7月が終わろうとしていますが、関東地方ではまだ梅雨が明けていません。その代わり水不足の心配はなさそうですが、これだけ雨が降るといろいろな心配が出てきます。
雨が降るとその水はどうなるでしょう。
都市部では、広範囲が舗装されているため、集められた雨水の多くが下水道を通じて処理されます。
それ以外の場所では、だれも処理しませんから地中にそのまま浸透していきます。
梅雨時に雨が多く降るのは毎年のことですから、地盤の内部には水を流したり、溜め込んだりする機能があります。

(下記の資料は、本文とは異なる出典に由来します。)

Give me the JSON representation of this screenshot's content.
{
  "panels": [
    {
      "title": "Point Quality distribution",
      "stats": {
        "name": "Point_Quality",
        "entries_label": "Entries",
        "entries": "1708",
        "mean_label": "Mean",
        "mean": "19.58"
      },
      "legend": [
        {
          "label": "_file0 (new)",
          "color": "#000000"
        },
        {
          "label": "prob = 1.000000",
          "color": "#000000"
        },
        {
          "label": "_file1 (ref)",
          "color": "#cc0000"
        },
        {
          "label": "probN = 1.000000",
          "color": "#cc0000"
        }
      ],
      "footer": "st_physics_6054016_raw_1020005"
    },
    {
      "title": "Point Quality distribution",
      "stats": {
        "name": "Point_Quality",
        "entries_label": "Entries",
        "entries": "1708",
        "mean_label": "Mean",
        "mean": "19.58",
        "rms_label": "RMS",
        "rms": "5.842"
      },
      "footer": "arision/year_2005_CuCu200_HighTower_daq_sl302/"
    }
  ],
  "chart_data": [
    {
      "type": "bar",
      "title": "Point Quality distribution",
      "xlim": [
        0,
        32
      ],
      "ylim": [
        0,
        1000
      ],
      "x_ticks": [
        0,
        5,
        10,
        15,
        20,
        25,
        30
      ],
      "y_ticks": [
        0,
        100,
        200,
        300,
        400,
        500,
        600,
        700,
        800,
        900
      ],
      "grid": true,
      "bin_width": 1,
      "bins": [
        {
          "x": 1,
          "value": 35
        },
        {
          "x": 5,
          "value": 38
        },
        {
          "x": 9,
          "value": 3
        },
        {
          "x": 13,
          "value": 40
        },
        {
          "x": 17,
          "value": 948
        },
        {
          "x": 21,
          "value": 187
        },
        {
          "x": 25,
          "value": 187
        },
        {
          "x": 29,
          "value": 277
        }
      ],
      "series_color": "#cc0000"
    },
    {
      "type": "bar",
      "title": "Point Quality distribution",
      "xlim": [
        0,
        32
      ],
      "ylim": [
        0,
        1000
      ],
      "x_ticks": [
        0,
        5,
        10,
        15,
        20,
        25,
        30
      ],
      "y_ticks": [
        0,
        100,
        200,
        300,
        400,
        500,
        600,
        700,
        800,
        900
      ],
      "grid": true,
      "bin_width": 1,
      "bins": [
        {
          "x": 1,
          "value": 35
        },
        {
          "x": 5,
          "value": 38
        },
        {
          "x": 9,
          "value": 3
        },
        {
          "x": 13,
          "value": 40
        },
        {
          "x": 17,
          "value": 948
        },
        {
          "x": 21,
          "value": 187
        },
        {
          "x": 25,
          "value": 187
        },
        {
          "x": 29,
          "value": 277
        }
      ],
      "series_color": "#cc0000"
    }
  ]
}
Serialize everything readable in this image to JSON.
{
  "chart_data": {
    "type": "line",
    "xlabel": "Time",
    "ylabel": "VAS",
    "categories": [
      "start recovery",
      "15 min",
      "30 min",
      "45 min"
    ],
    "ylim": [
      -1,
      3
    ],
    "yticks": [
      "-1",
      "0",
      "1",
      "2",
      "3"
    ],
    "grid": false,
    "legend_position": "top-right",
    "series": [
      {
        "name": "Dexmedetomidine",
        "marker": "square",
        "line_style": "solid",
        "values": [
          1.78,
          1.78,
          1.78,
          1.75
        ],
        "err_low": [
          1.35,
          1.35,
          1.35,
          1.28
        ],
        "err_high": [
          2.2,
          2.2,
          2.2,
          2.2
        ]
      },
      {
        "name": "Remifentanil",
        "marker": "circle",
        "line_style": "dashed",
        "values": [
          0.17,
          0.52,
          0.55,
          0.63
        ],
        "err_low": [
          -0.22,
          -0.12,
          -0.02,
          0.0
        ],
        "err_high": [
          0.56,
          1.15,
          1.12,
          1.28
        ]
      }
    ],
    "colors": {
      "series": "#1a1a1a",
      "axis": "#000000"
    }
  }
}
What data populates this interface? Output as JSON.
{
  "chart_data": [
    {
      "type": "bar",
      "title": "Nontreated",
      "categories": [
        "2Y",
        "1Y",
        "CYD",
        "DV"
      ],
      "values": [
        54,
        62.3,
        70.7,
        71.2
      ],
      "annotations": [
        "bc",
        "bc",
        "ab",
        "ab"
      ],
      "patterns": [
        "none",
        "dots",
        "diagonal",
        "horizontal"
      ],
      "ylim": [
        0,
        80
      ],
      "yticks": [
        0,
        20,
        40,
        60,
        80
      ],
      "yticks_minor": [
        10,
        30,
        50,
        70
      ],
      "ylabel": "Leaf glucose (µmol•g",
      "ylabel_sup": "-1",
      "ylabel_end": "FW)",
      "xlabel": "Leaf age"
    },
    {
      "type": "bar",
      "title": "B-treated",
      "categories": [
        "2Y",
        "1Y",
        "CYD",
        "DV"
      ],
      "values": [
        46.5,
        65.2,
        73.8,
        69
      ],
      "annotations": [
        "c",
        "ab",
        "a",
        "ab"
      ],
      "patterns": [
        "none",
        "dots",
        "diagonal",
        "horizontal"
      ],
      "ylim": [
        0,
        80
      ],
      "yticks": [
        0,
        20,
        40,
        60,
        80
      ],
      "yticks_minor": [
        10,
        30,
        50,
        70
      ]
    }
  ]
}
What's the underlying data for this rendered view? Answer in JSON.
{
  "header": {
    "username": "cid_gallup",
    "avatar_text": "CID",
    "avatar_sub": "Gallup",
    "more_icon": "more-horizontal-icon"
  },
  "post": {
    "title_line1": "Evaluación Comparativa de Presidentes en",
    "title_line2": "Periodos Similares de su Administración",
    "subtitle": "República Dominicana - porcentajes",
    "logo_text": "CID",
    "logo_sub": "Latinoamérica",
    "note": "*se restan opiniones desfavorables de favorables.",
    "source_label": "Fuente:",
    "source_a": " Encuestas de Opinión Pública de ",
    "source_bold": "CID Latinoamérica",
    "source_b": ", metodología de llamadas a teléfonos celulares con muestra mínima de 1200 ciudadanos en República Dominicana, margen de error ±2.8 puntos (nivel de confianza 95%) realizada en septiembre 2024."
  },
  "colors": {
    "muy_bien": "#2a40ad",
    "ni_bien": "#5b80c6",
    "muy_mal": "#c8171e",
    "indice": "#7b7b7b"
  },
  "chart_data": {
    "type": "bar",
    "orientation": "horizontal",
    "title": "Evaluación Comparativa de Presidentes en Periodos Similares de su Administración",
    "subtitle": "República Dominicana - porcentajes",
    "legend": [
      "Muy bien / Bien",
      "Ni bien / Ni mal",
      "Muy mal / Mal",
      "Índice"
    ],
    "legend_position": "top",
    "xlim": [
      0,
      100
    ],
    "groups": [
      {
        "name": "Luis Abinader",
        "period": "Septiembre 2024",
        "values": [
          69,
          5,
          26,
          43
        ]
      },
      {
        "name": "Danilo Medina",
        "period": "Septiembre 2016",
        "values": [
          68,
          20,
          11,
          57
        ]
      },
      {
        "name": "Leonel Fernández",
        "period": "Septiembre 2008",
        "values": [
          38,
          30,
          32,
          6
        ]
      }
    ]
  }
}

ところが、今年のように雨が多いと地盤内部に保留できる雨の量を超えている可能性があります。
平野部においては、保留地下水が多くなっても、大きな影響は出にくいのですが、傾斜地では保留地下水が多くなると地下水の量が増えたことによる荷重の増加を地盤が支えられなくなる可能性が生じます。
気象庁が大雨の際に警戒情報を出すのは、この保留地下水の増加によって地盤災害が生じる可能性が生じるため、です。
降雨から十分な時間が経過すれば、保留地下水は放出されることになりますが、降った量が多い場所では時間がかかります。
これから日本列島では順次、梅雨が明けていくことになりますが、その代わり今度はいつ、台風がやってきて、梅雨の間に大雨が降った場所にまた大雨をもたらす可能性があります。
そうすると、また地盤に水が浸透することになりますので、気象庁が騒ぎ出すことになると思います。
大雨の降った傾斜地では、いましばらくの間、湧き水の増加や匂いがするなど、普段とは異なる現象が発生していないか、十分な警戒をしておくことをお勧めいたします。